There is a strong correlation between the venous drainage pattern of intracranial dural arteriovenous shunts (ICDAVSs) and the affected patients' clinical presentation. The ICDAVSs that have cortical venous reflux (CVR) (retrograde leptomeningeal drainage: Borden Type 2 and 3 lesions) are very aggressive and have a poor natural history. Although the necessity of treatment remains debatable in ICDAVSs that drain exclusively into a sinus (Borden Type 1), lesions with CVR must be treated because of the negative effects of the retrograde venous drainage. Surgery, radiosurgery, and embolization have been proposed for management of these lesions, but endovascular therapy is considered the most appropriate therapeutic strategy in ICDAVSs. New embolic materials, such as Onyx, have been recently developed and are considered to represent a kind of “gold standard” for embolization of these lesions. The purpose of this study is to emphasize the importance of transarterial embolization using acrylic glue in the therapeutic management of ICDAVSs with CVR, and to compare the results the authors obtained using this treatment with those reported in the literature for Onyx treatment of the same type of dural shunts.

Methods

The clinical and radiological records of 53 consecutive patients suffering from ICDAVSs with CVR (Borden Types 2 or 3) were reviewed. All cases were managed with the same angiographic and therapeutic protocol. Localization of the lesions, their clinical symptoms, their angioarchitecture, their therapeutic management, and the results were analyzed.

Results

Fourteen ICDAVSs were located at the superior sagittal sinus and/or convexity veins, 13 at the transverse and sigmoid sinuses, 10 at the tentorium, 5 in the anterior cranial fossa, 4 at the foramen magnum, 3 at the torcula, 2 at the straight sinus, and 1 at the vein of Galen. One patient presented with an infantile form of ICDAVS with multiple shunts. Hemorrhage had occurred in 36% of cases. Forty-three patients underwent transarterial embolization (42 with acrylic glue). Complete closure of the fistula was obtained in 34 patients. Suppression of the CVR with partial occlusion of the main shunt was achieved in all other cases.
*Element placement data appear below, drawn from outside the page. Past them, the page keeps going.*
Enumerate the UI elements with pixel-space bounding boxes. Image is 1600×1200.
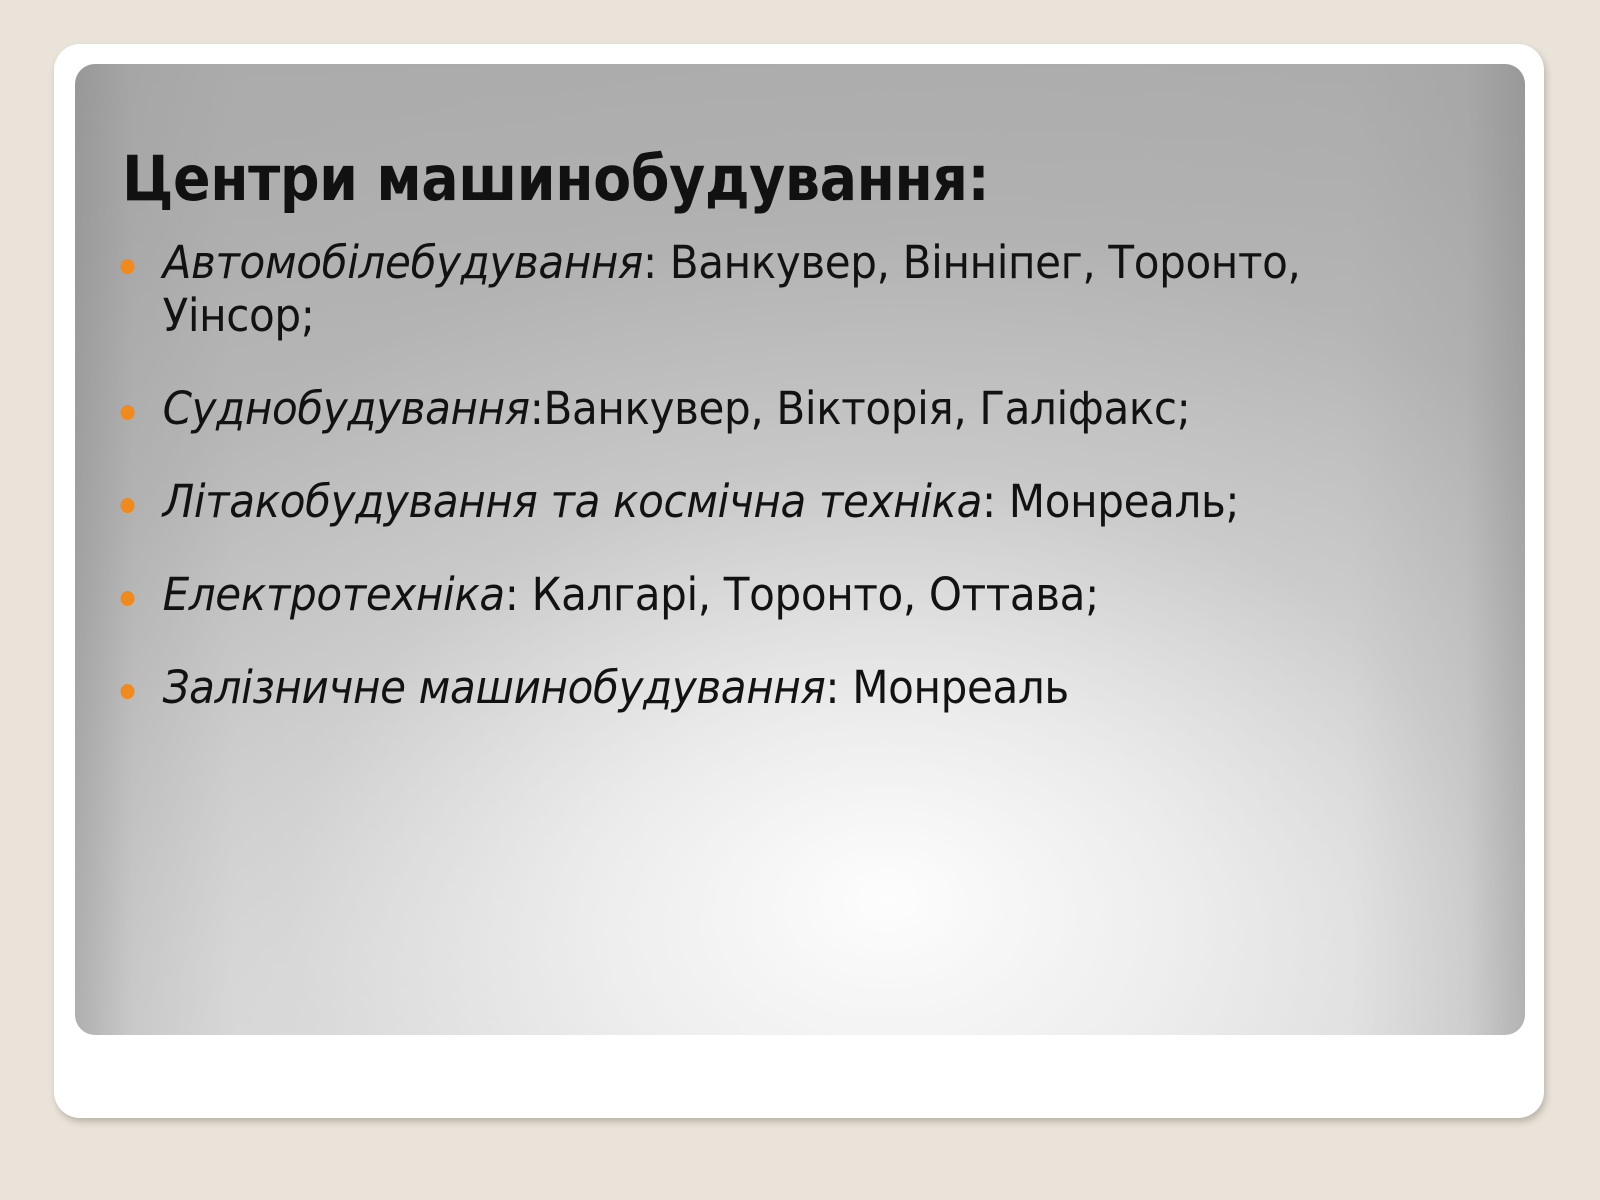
slide-card: Центри машинобудування: Автомобілебудува… (54, 44, 1544, 1118)
list-item: Залізничне машинобудування: Монреаль (99, 661, 1408, 714)
slide-content-panel: Центри машинобудування: Автомобілебудува… (75, 64, 1525, 1035)
list-item-text: Залізничне машинобудування: Монреаль (163, 661, 1408, 714)
bullet-dot-icon (121, 405, 135, 420)
list-item-text: Суднобудування:Ванкувер, Вікторія, Галіф… (163, 382, 1408, 435)
list-item-term: Електротехніка (163, 568, 505, 621)
slide-stage: Центри машинобудування: Автомобілебудува… (0, 0, 1600, 1200)
bullet-dot-icon (121, 591, 135, 606)
slide-content-inner: Центри машинобудування: Автомобілебудува… (75, 64, 1525, 1035)
list-item-text: Електротехніка: Калгарі, Торонто, Оттава… (163, 568, 1408, 621)
list-item: Літакобудування та космічна техніка: Мон… (99, 475, 1408, 528)
bullet-dot-icon (121, 684, 135, 699)
list-item-term: Літакобудування та космічна техніка (163, 475, 982, 528)
list-item-term: Суднобудування (163, 382, 530, 435)
list-item-detail: : Монреаль (825, 661, 1068, 714)
list-item-term: Автомобілебудування (163, 236, 643, 289)
list-item: Автомобілебудування: Ванкувер, Вінніпег,… (99, 236, 1408, 342)
bullet-list: Автомобілебудування: Ванкувер, Вінніпег,… (99, 236, 1499, 714)
list-item-detail: : Калгарі, Торонто, Оттава; (505, 568, 1099, 621)
list-item: Суднобудування:Ванкувер, Вікторія, Галіф… (99, 382, 1408, 435)
list-item-detail: : Монреаль; (982, 475, 1239, 528)
list-item-detail: :Ванкувер, Вікторія, Галіфакс; (530, 382, 1191, 435)
list-item: Електротехніка: Калгарі, Торонто, Оттава… (99, 568, 1408, 621)
list-item-term: Залізничне машинобудування (163, 661, 826, 714)
bullet-dot-icon (121, 498, 135, 513)
page-title: Центри машинобудування: (122, 144, 1321, 214)
list-item-text: Літакобудування та космічна техніка: Мон… (163, 475, 1408, 528)
bullet-dot-icon (121, 259, 135, 274)
list-item-text: Автомобілебудування: Ванкувер, Вінніпег,… (163, 236, 1408, 342)
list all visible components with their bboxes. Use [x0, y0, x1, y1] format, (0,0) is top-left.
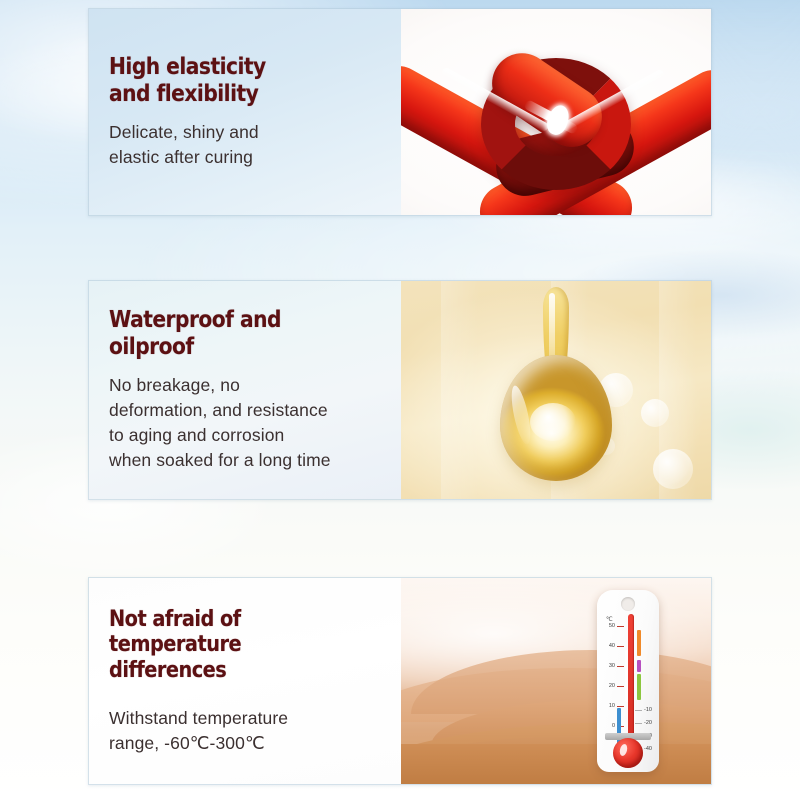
scale-tick-label: -10	[644, 708, 652, 714]
thermometer-bulb	[613, 738, 643, 768]
purple-range-bar	[637, 660, 641, 672]
panel-heading: High elasticity and flexibility	[109, 54, 350, 108]
bokeh-circle	[641, 399, 669, 427]
feature-panel-temperature: Not afraid of temperature differences Wi…	[88, 577, 712, 785]
scale-tick-label: 10	[604, 704, 615, 710]
panel-text-block: High elasticity and flexibility Delicate…	[89, 9, 401, 215]
scale-tick-label: 30	[604, 664, 615, 670]
thermometer-unit-label: ℃	[606, 616, 613, 623]
panel-heading: Waterproof and oilproof	[109, 307, 350, 361]
scale-tick-mark	[635, 710, 642, 711]
scale-tick-mark	[617, 686, 624, 687]
red-knotted-silicone-tube-photo	[401, 9, 711, 215]
feature-panel-waterproof: Waterproof and oilproof No breakage, no …	[88, 280, 712, 500]
desert-scene-background: ℃ 50 40 30 20	[401, 578, 711, 784]
scale-tick-mark	[617, 666, 624, 667]
desert-thermometer-photo: ℃ 50 40 30 20	[401, 578, 711, 784]
scale-tick-label: 50	[604, 624, 615, 630]
oil-droplet	[500, 287, 612, 487]
scale-tick-label: 40	[604, 644, 615, 650]
panel-text-block: Waterproof and oilproof No breakage, no …	[89, 281, 401, 499]
knot-scene-background	[401, 9, 711, 215]
oil-light-stripe	[441, 281, 479, 499]
panel-text-block: Not afraid of temperature differences Wi…	[89, 578, 401, 784]
scale-tick-mark	[617, 706, 624, 707]
panel-body-text: Delicate, shiny and elastic after curing	[109, 120, 383, 170]
thermometer-mercury-column	[628, 614, 634, 740]
bokeh-circle	[653, 449, 693, 489]
orange-range-bar	[637, 630, 641, 656]
golden-oil-droplet-photo	[401, 281, 711, 499]
feature-panel-elasticity: High elasticity and flexibility Delicate…	[88, 8, 712, 216]
panel-body-text: No breakage, no deformation, and resista…	[109, 373, 383, 472]
thermometer-hanging-hole	[621, 597, 635, 611]
scale-tick-label: 20	[604, 684, 615, 690]
scale-tick-label: -40	[644, 747, 652, 753]
scale-tick-mark	[635, 723, 642, 724]
scale-tick-label: -20	[644, 721, 652, 727]
green-range-bar	[637, 674, 641, 700]
panel-heading: Not afraid of temperature differences	[109, 607, 350, 684]
oil-scene-background	[401, 281, 711, 499]
wall-thermometer: ℃ 50 40 30 20	[597, 590, 659, 772]
bulb-highlight	[619, 743, 629, 756]
panel-body-text: Withstand temperature range, -60℃-300℃	[109, 706, 383, 756]
droplet-core-highlight	[530, 403, 576, 441]
foreground-sand	[401, 744, 711, 784]
thermometer-positive-scale: 50 40 30 20	[604, 626, 626, 744]
scale-tick-mark	[617, 646, 624, 647]
scale-tick-label: 0	[604, 724, 615, 730]
scale-tick-mark	[617, 626, 624, 627]
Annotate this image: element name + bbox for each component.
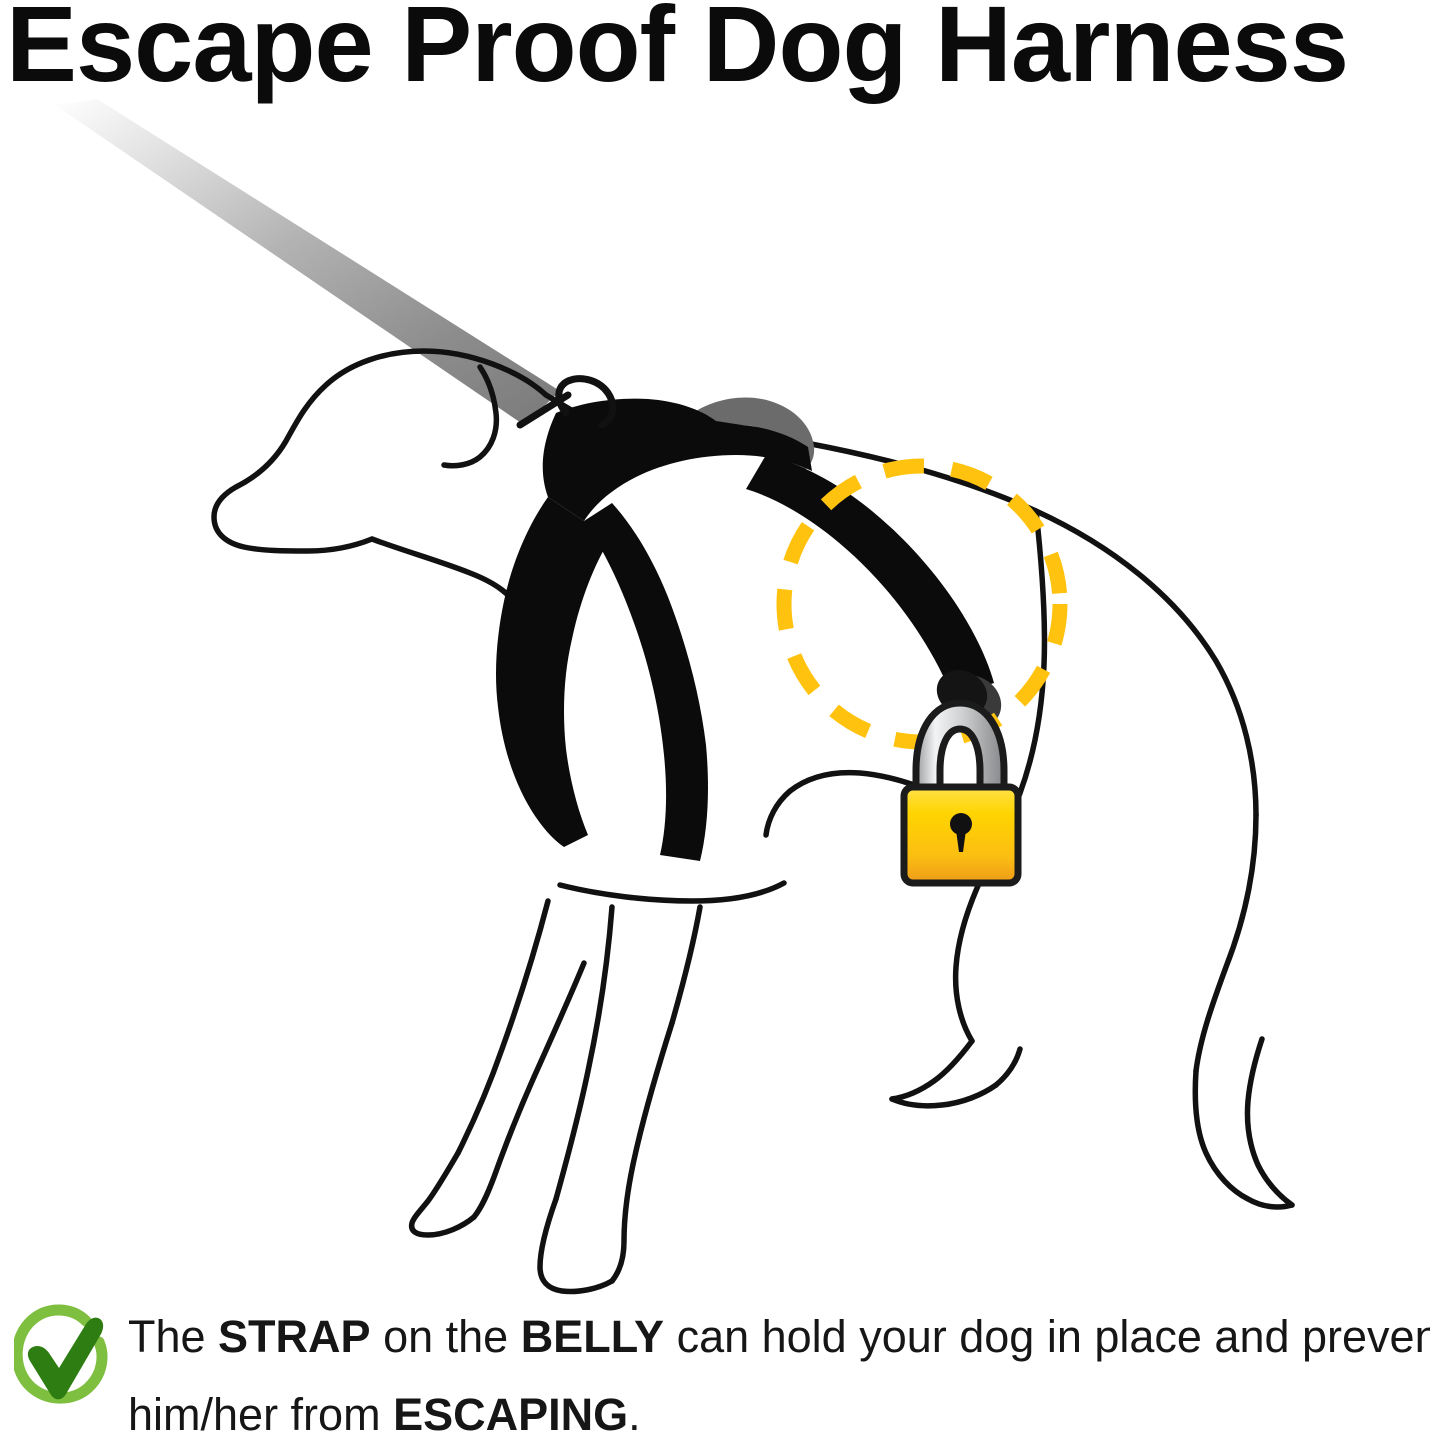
- caption-l1-p1: The: [128, 1311, 218, 1362]
- harness-belly-strap: [746, 455, 994, 697]
- caption-belly-bold: BELLY: [521, 1311, 664, 1362]
- caption-l2-p2: .: [628, 1389, 641, 1440]
- caption-text: The STRAP on the BELLY can hold your dog…: [128, 1298, 1428, 1454]
- caption-l1-p3: can hold your dog in place and prevent: [664, 1311, 1430, 1362]
- caption-escaping-bold: ESCAPING: [393, 1389, 628, 1440]
- green-check-icon: [14, 1304, 114, 1408]
- caption-block: The STRAP on the BELLY can hold your dog…: [0, 1298, 1430, 1455]
- caption-l2-p1: him/her from: [128, 1389, 393, 1440]
- page-title: Escape Proof Dog Harness: [6, 0, 1409, 94]
- caption-line-1: The STRAP on the BELLY can hold your dog…: [128, 1298, 1428, 1376]
- caption-l1-p2: on the: [371, 1311, 521, 1362]
- dog-harness-illustration: [0, 95, 1430, 1295]
- caption-strap-bold: STRAP: [218, 1311, 371, 1362]
- harness-chest-strap: [496, 497, 610, 847]
- dog-outline: [214, 351, 1292, 1292]
- padlock-icon: [904, 703, 1018, 883]
- title-bar: Escape Proof Dog Harness: [0, 0, 1430, 100]
- caption-line-2: him/her from ESCAPING.: [128, 1376, 1428, 1454]
- product-infographic: Escape Proof Dog Harness: [0, 0, 1430, 1455]
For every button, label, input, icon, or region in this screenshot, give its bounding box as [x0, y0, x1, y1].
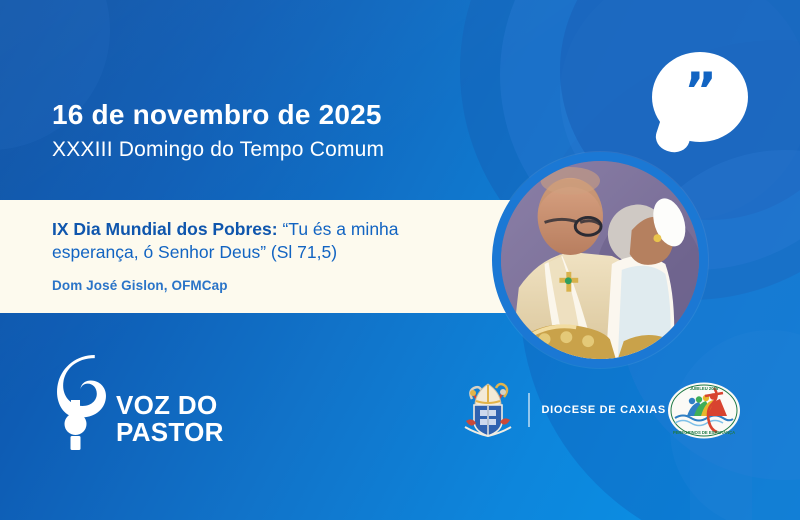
- jubilee-logo: JUBILEU 2025 PEREGRINOS DE ESPERANÇA: [667, 382, 741, 439]
- bishop-photo-illustration: [501, 161, 699, 359]
- quote-bubble-icon: ”: [652, 52, 748, 142]
- jubilee-top-text: JUBILEU 2025: [690, 386, 719, 391]
- diocese-coat-of-arms-icon: [458, 381, 518, 439]
- logo-line-1: VOZ DO: [116, 392, 224, 419]
- header-block: 16 de novembro de 2025 XXXIII Domingo do…: [52, 100, 384, 162]
- bishop-photo-frame: [492, 152, 708, 368]
- logo-line-2: PASTOR: [116, 419, 224, 446]
- bishop-photo: [501, 161, 699, 359]
- voz-do-pastor-banner: 16 de novembro de 2025 XXXIII Domingo do…: [0, 0, 800, 520]
- event-date: 16 de novembro de 2025: [52, 100, 384, 131]
- voz-do-pastor-logo: VOZ DO PASTOR: [52, 352, 224, 452]
- title-banner: IX Dia Mundial dos Pobres: “Tu és a minh…: [0, 200, 520, 313]
- banner-author: Dom José Gislon, OFMCap: [52, 278, 520, 293]
- banner-title-bold: IX Dia Mundial dos Pobres:: [52, 219, 278, 239]
- crosier-icon: [52, 352, 110, 452]
- lockup-divider: [528, 393, 530, 427]
- quote-mark-glyph: ”: [652, 52, 748, 142]
- liturgical-sunday: XXXIII Domingo do Tempo Comum: [52, 138, 384, 162]
- voz-do-pastor-wordmark: VOZ DO PASTOR: [116, 392, 224, 446]
- jubilee-2025-pilgrims-of-hope-icon: JUBILEU 2025 PEREGRINOS DE ESPERANÇA: [667, 382, 741, 439]
- jubilee-bottom-text: PEREGRINOS DE ESPERANÇA: [673, 430, 735, 435]
- banner-title: IX Dia Mundial dos Pobres: “Tu és a minh…: [52, 218, 472, 265]
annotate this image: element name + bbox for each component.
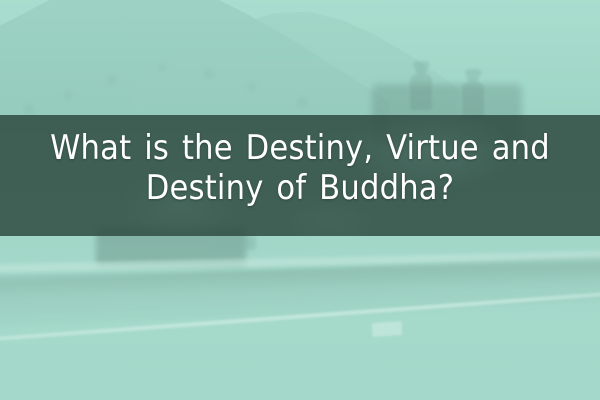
figure-left xyxy=(410,62,434,114)
image-canvas: What is the Destiny, Virtue and Destiny … xyxy=(0,0,600,400)
tree-line xyxy=(0,10,360,120)
roadside-highlight-mass xyxy=(210,236,256,250)
figure-right-cap xyxy=(465,69,482,75)
road-object xyxy=(372,321,403,337)
figure-left-torso xyxy=(410,74,432,110)
figure-right xyxy=(462,70,486,116)
figure-right-torso xyxy=(462,82,484,118)
caption-title: What is the Destiny, Virtue and Destiny … xyxy=(0,128,600,208)
figure-left-cap xyxy=(413,61,430,67)
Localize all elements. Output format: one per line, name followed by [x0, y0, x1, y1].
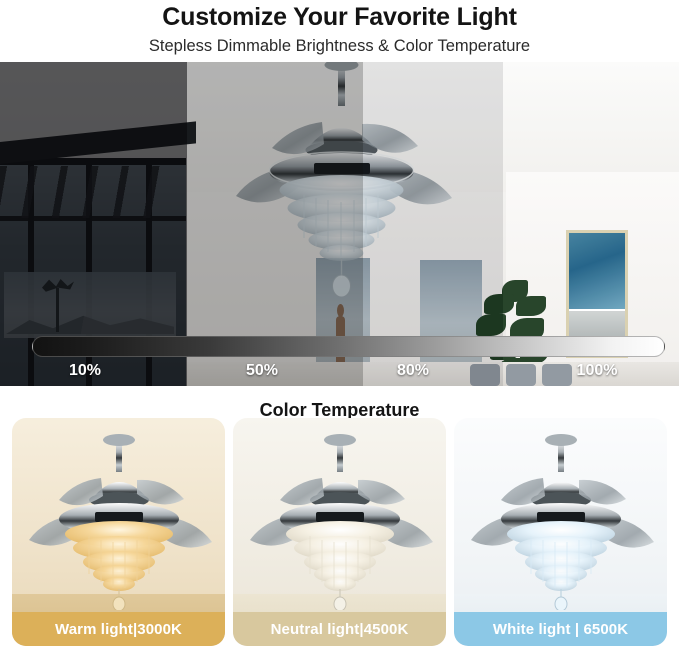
- white-light-caption: White light | 6500K: [454, 612, 667, 646]
- wall-art-upper: [569, 233, 625, 309]
- neutral-light-card[interactable]: Neutral light|4500K: [233, 418, 446, 646]
- hero-dimming-image: 10% 50% 80% 100%: [0, 62, 679, 386]
- page-subtitle: Stepless Dimmable Brightness & Color Tem…: [0, 34, 679, 58]
- fan-warm: [21, 424, 217, 615]
- slider-tick-100: 100%: [577, 362, 618, 380]
- page-title: Customize Your Favorite Light: [0, 2, 679, 32]
- slider-tick-50: 50%: [246, 362, 278, 380]
- infographic-page: Customize Your Favorite Light Stepless D…: [0, 0, 679, 646]
- white-light-card[interactable]: White light | 6500K: [454, 418, 667, 646]
- fan-white: [463, 424, 659, 615]
- fan-neutral: [242, 424, 438, 615]
- fan-illustration: [226, 62, 456, 322]
- slider-tick-80: 80%: [397, 362, 429, 380]
- brightness-slider-track[interactable]: [32, 336, 665, 357]
- header: Customize Your Favorite Light Stepless D…: [0, 0, 679, 58]
- neutral-light-caption: Neutral light|4500K: [233, 612, 446, 646]
- palm-tree: [56, 288, 59, 332]
- slider-tick-10: 10%: [69, 362, 101, 380]
- ceiling-fan-chandelier: [226, 62, 456, 322]
- brightness-slider[interactable]: 10% 50% 80% 100%: [0, 336, 679, 386]
- warm-light-caption: Warm light|3000K: [12, 612, 225, 646]
- pergola-slats: [0, 166, 170, 218]
- warm-light-card[interactable]: Warm light|3000K: [12, 418, 225, 646]
- color-temperature-cards: Warm light|3000K: [12, 418, 667, 646]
No mortality or permanent morbidity was observed in this series.

Conclusions

Intracranial dural arteriovenous shunts can be safely managed by transarterial embolization, which can be considered in most instances as an effective first-intention treatment. Acrylic glue still allows a cheap, fast, and effective treatment with high rates of cures that compare favorably to those obtained with new embolic materials.

Abbreviations used in this paper:

CVR = cortical venous reflux; ICDAVS = intracranial dural arteriovenous shunt; NBCA = N-butylcyanoacrylate; VA = vertebral artery.